While the recent distribution is noteworthy, it is important to contextualize it within a longer-term perspective. Despite this recent selling spree, the cumulative holdings of these key investors have seen a substantial increase since the beginning of 2025, growing by a staggering 318,610 BTC, equivalent to approximately $35.5 billion. This indicates that the recent distribution, while impactful in the short term, represents a minor correction within a broader trend of accumulation. A similar, albeit lighter, profit-taking event was observed in late August, after which these sharks and whales quickly resumed their accumulation, subsequently underpinning a bullish rally for BTC.

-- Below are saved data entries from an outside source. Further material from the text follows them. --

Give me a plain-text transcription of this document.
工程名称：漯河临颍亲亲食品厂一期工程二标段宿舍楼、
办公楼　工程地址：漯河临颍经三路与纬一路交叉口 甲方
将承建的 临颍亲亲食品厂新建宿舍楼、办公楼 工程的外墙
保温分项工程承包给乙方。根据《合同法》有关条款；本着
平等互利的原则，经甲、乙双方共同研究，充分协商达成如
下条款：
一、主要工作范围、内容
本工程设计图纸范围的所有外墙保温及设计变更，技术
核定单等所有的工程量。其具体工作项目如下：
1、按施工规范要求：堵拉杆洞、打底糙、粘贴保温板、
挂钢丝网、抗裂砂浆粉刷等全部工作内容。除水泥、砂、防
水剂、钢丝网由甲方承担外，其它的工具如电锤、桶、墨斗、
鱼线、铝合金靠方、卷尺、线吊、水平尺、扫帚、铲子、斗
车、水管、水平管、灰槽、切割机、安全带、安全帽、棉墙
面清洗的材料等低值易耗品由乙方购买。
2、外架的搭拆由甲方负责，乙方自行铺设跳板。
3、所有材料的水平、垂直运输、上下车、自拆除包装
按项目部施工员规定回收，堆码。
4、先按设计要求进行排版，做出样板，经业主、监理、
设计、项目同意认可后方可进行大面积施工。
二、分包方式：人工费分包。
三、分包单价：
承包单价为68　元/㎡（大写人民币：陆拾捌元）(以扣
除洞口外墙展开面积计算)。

Long-Term Holders (LTHs) Show Significant Outflows

Beyond wallet balance, another critical methodology in on-chain analysis involves classifying investors based on their holding duration. This approach differentiates between Short-Term Holders (STHs) and Long-Term Holders (LTHs), with a common cutoff point of 155 days. STHs are generally considered to represent the more speculative and often fickle segment of the market, typically reacting quickly to price fluctuations. In contrast, LTHs are often characterized as "diamond hands"—investors with a strong conviction in Bitcoin's long-term value, less prone to emotional selling.

However, recent data suggests even these resolute LTHs have participated in a notable selling trend. CryptoQuant community analyst Maartunn reported a significant outflow from LTH wallets. Over the past 30 days, a net total of 265,715 BTC has exited the holdings of long-term holders. This figure represents the largest monthly outflow observed from this cohort since early January, indicating a potentially significant shift in their behavior.

The substantial selling pressure from LTHs, often seen as a bedrock of market stability, is a critical development. When LTHs choose to divest, it can signal a loss of conviction or a strategic rebalancing of portfolios, potentially exerting downward pressure on price. This recent LTH distribution, combined with the earlier selling by sharks and whales, paints a clearer picture of generalized profit-taking across various influential investor segments.

The Current State of Bitcoin Price

In light of these significant distribution events, Bitcoin has struggled to maintain any upward momentum. The cryptocurrency's price has remained persistently around the $111,000 level, unable to sustain a meaningful recovery. The correlation between the observed investor selling and the stagnation or decline in price underscores the profound impact that the actions of key market participants can have on Bitcoin's valuation.

The interplay between supply distribution, holding duration, and price action highlights the complex dynamics of the Bitcoin market. While short-term fluctuations are common, sustained selling by large entities and long-term holders often signals a period of consolidation or correction. Investors and analysts will continue to monitor these on-chain metrics closely for signs of a reversal in accumulation trends, which would typically precede a more robust recovery.

Conclusion: Navigating Bitcoin's Volatility with On-Chain Data

The recent on-chain data provides compelling evidence that Bitcoin's dip below $111,000 is, in part, attributable to a period of net distribution by key investor cohorts. Both the "sharks and whales" and "long-term holders" have reduced their holdings, injecting selling pressure into the market. While the long-term accumulation trend remains intact for the largest investors, these short-to-medium-term distribution phases are crucial for understanding current price movements. As the market navigates this period, continuous analysis of on-chain metrics will remain indispensable for discerning future trends and making informed decisions in the volatile cryptocurrency landscape.